I am sooo passionate about Asia as well. I have been writing her letters for over 2 years now. PRAISE THE LORD, she is still alive. He is using her to change and impact lives all over the world. So happy you did a blog post about her. Praying all of your follewers will write her a letter (thru VOM) or sign the petition. God Bless,Dyanna
Linda, I like how you put that last sentence: “Doing for others should be a daily event in our lives rather than a random act of kindness.” That is so true! I know too often I, selfishly, put myself first and forget about others…
Your heartfelt and sensitive post moved me! You are so right………….we have it soooo good compared to many in this world. We should never take our eyes off those less fortunate. Doing for others should be a daily event in our lives rather than a random act of kindness. Thank you……….Linda
Thanks for the reminder that we really do have it so good. I heard a clip of a Pr. James McDonald message the other day. He talked about how we complain about having difficult people to deal with, while so many people go through things far more difficult than we can comprehend.
We have so very much to be grateful for.

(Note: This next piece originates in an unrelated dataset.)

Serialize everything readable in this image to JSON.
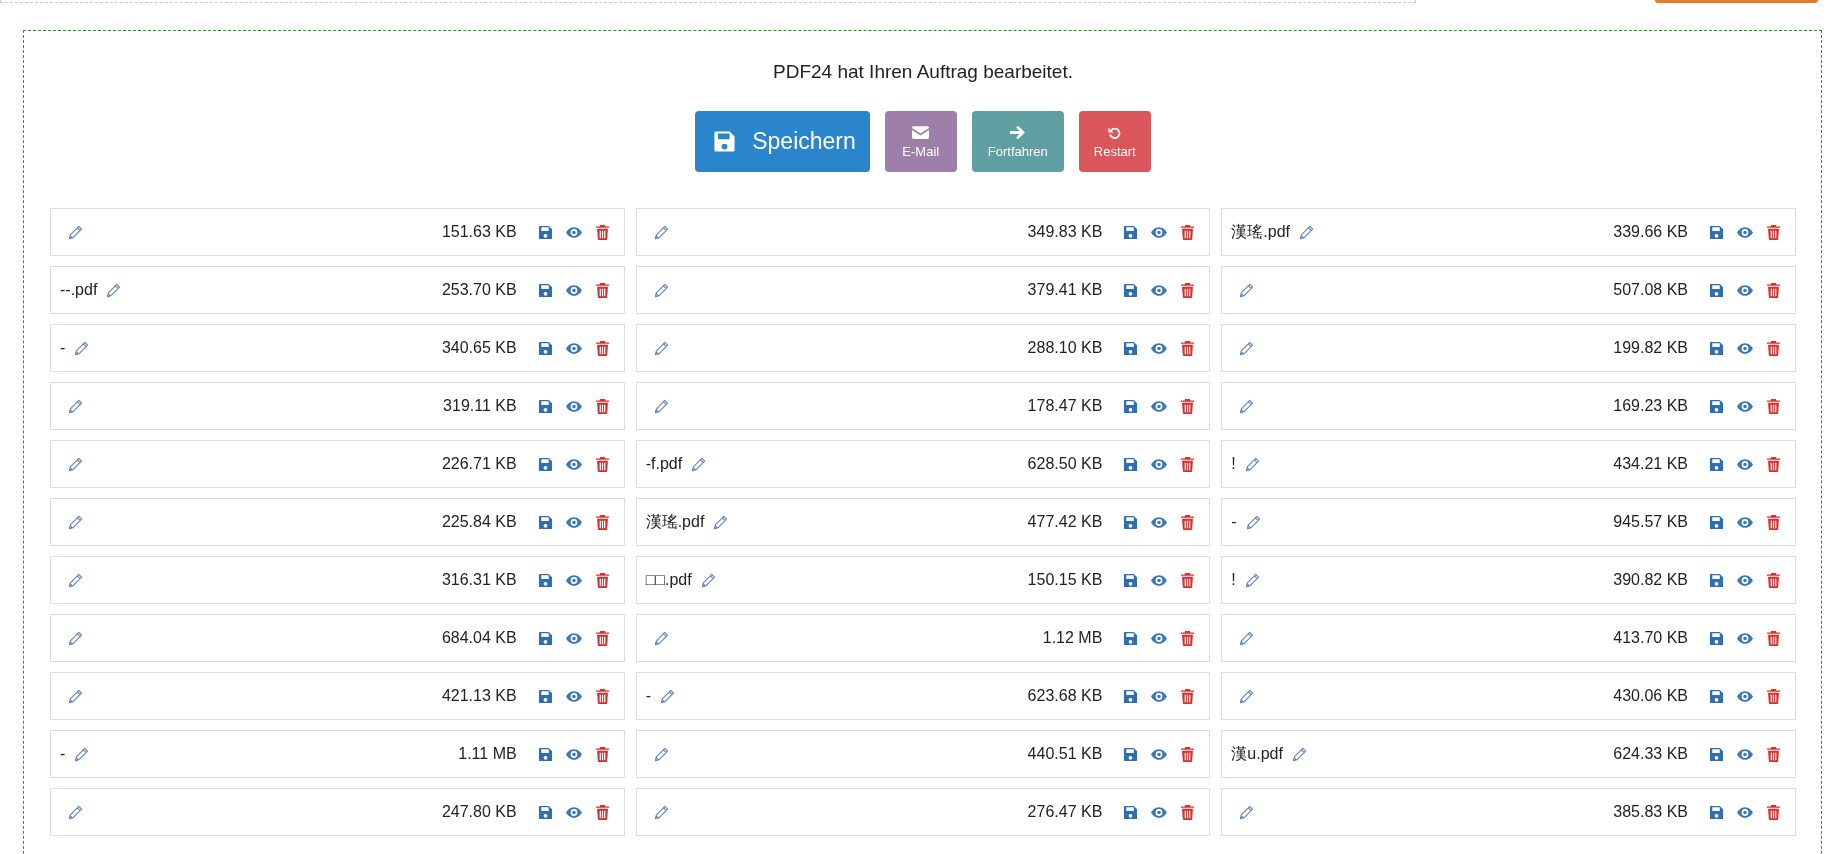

Thanks again for the reminder!
Word! I always go through this too. We have so much and yet it is so easy to lose sight of it. Its also easy to just feel guilty and not do something about it. Thanks for the reminder that we need to be the change that we want for the world….
Thanks for this, Abbie. It’s timely. I need to remember my blessings and to do good for others, as well.
ahhh yes perspective. What a beautiful post. I had a “real life” post yesterday as well: https://www.eatprayreadlove.com/2012/02/warning-real-life-post-ahead-airing-my.html
Praying for those who are religiously persecuted is something our family does, too. Voice of the Martyrs is a great organization to learn more, as well as Open Doors. Thanks so much for highlighting this important issue on your blog.
Thanks for posting this today. It fits exactly how I am feeling. For some reason this morning, I woke up in a bit of a funk. Nothing has changed since yesterday, but for some reason the things that seemed inconvenient yesterday seem unbearable today. I could list my various “problems,” but I only have to look out my front door to find people who would consider me rich, fortunate, etc and would love to have my life. I know that it’s just me and my outlook that is a problem right now, but I’m glad to know that I’m not the only one who ever deals with perspective.
What a beautiful post. I shared with some friends who I thought would appreciate it as much as I did.
What an amazing post! Thank you. I love VOM and we have supported them for years. Such an incredible organization. I guess I have kind of an odd perspective on this kind of thing. While we see ourselves as so blessed to have all the stuff and the freedoms we have (and don’t get me wrong, we are indeed blessed) in another way these persecuted Christians are further blessed by their difficulties. The faith and reliance they have are at a level that we can’t even understand. They genuinely NEED God. All the time. And in everyway. He is their only reason for living. How amazing that feeling must be. It is so easy in our culture of plenty to forget our relationship with our Savior because of all the ‘blessings’ in our life. As odd as it is, I envy that faith.
In a similar vein, if you haven’t read Radical by David Platt, I think you would like it. It is awesome.